El Retrato ecuestre del Conde-Duque Olivares de Wiley formaba parte originalmente de la exposición «Rumores de guerra» del artista, que consistía en cuatro grandes retratos ecuestres basados en lienzos de temática militar de los siglos XVII y XIX. Wiley se basó en un cuadro de Diego Velázquez del mismo título que cuelga en el Museo Metropolitano de Arte de Nueva York. Wiley no revela los nombres de sus retratados. Sin embargo, este hombre anónimo, vestido con una capucha roja, caquis y zapatillas de deporte, acumula los atributos del poderío militar del siglo XVII: un bastón de mando y un rango social, una espada indicativa de nobleza.

Un corcel, con las patas delanteras levantadas, señala el control del animal por parte del jinete, una metáfora de su capacidad para gobernar. Al colocar a un hombre negro en un asiento de poder tradicional de los hombres blancos, Wiley hace una declaración tanto social como artística. Aunque Wiley toma prestado el caballo, la pose y los accesorios del sujeto y el paisaje del primer plano del cuadro original de Velázquez, también busca otras fuentes de inspiración en su arte.

Por ejemplo, señala la obra del fotógrafo africano Seydou Keïta como influencia. Los retratos de Keïta presentan a sus retratados con un sentido de la dignidad que Wiley encuentra ausente en las representaciones tradicionales de hombres y mujeres negros realizadas por artistas europeos. Desde el punto de vista estético, el interés de Wiley por los fondos estampados también puede relacionarse con Keïta, cuyas fotografías incluyen con frecuencia tejidos impresos con diversos motivos.

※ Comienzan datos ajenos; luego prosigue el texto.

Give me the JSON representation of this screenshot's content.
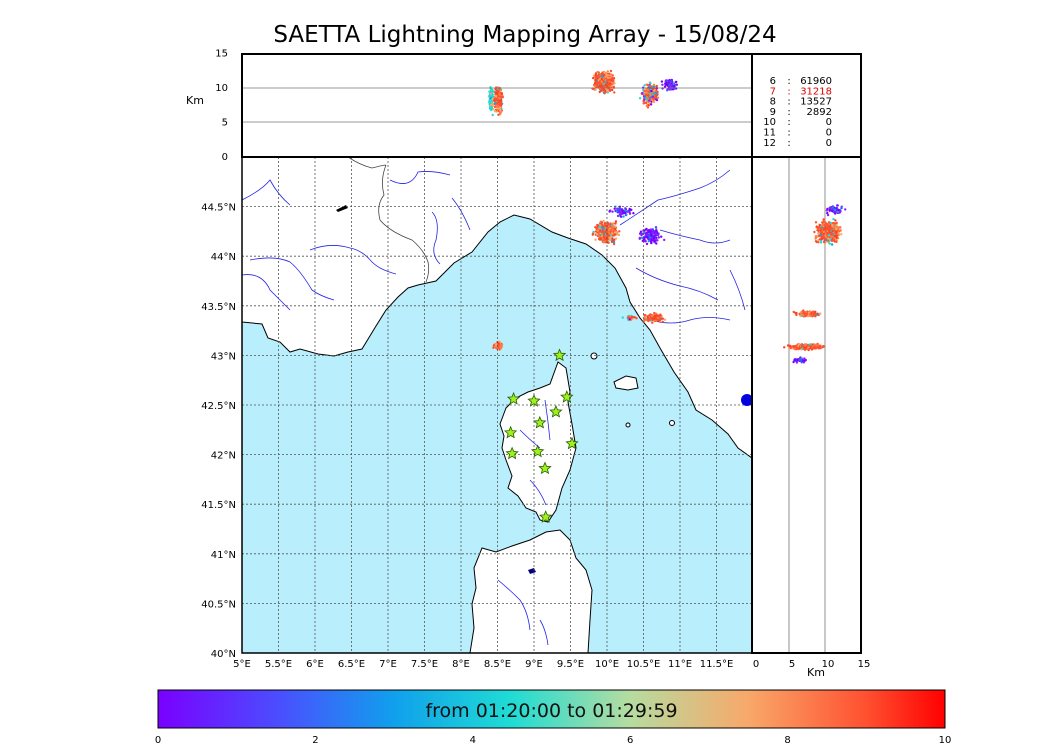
{
  "title": "SAETTA Lightning Mapping Array - 15/08/24",
  "colors": {
    "sea": "#b9eefc",
    "land": "#ffffff",
    "coast": "#000000",
    "rivers": "#2323e8",
    "borders": "#444444",
    "grid": "#555555",
    "station_fill": "#9cf21c",
    "station_stroke": "#2c5a00",
    "highlight": "#dd0000"
  },
  "altitude_panel": {
    "unit_label": "Km",
    "ticks": [
      "0",
      "5",
      "10",
      "15"
    ]
  },
  "side_panel": {
    "unit_label": "Km",
    "ticks": [
      "0",
      "5",
      "10",
      "15"
    ]
  },
  "station_counts": [
    {
      "stations": "6",
      "sep": ":",
      "count": "61960",
      "highlight": false
    },
    {
      "stations": "7",
      "sep": ":",
      "count": "31218",
      "highlight": true
    },
    {
      "stations": "8",
      "sep": ":",
      "count": "13527",
      "highlight": false
    },
    {
      "stations": "9",
      "sep": ":",
      "count": "2892",
      "highlight": false
    },
    {
      "stations": "10",
      "sep": ":",
      "count": "0",
      "highlight": false
    },
    {
      "stations": "11",
      "sep": ":",
      "count": "0",
      "highlight": false
    },
    {
      "stations": "12",
      "sep": ":",
      "count": "0",
      "highlight": false
    }
  ],
  "map": {
    "lon_labels": [
      "5°E",
      "5.5°E",
      "6°E",
      "6.5°E",
      "7°E",
      "7.5°E",
      "8°E",
      "8.5°E",
      "9°E",
      "9.5°E",
      "10°E",
      "10.5°E",
      "11°E",
      "11.5°E"
    ],
    "lat_labels": [
      "40°N",
      "40.5°N",
      "41°N",
      "41.5°N",
      "42°N",
      "42.5°N",
      "43°N",
      "43.5°N",
      "44°N",
      "44.5°N"
    ],
    "stations": [
      {
        "lon": 9.35,
        "lat": 43.0
      },
      {
        "lon": 8.72,
        "lat": 42.56
      },
      {
        "lon": 9.0,
        "lat": 42.54
      },
      {
        "lon": 9.45,
        "lat": 42.58
      },
      {
        "lon": 9.3,
        "lat": 42.43
      },
      {
        "lon": 9.08,
        "lat": 42.32
      },
      {
        "lon": 8.68,
        "lat": 42.22
      },
      {
        "lon": 9.52,
        "lat": 42.11
      },
      {
        "lon": 9.05,
        "lat": 42.03
      },
      {
        "lon": 8.7,
        "lat": 42.01
      },
      {
        "lon": 9.15,
        "lat": 41.86
      },
      {
        "lon": 9.16,
        "lat": 41.37
      }
    ]
  },
  "colorbar": {
    "label": "from 01:20:00 to 01:29:59",
    "ticks": [
      "0",
      "2",
      "4",
      "6",
      "8",
      "10"
    ]
  }
}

El Retrato ecuestre del Conde-Duque Olivares presenta un fondo de filigrana ornamentada que enfatiza el plano de la imagen. La yuxtaposición de esta superficie decorativa y las figuras volumétricas de Wiley crea una tensión que activa el cuadro en otro nivel. El Conde Duque de Olivares fue pintado por Velázquez en varias ocasiones, incluyendo un retrato de cuerpo entero en 1624, en el momento en que llevaba sólo tres años en el poder y estaba ocupado tratando de consolidar su posición.

El Conde Duque también es conocido a veces como Don Gaspar de Guzmán y Pimentel Ribera y Velasco de Tovar y también ostentó el título de Duque de Sanlúcar la Mayor, Grande de España. Su reinado como Presidente del Gobierno de España es considerado por muchos como problemático e infructuoso, ya que asumió demasiadas cosas tanto en el país como en el extranjero, lo que provocó revueltas internas y una guerra interminable. A lo largo de la historia del arte ha habido un gran número de retratos ecuestres, que fueron especialmente frecuentes durante el Renacimiento y el Barroco.

Algunos de los ejemplos más famosos son Los cuatro jinetes del Apocalipsis, de Albrecht Durero, Un jinete árabe al galope, de Eugene Delacroix, Whistlejacket, de George Stubbs, y Etude of Horse, de Peter Paul Rubens.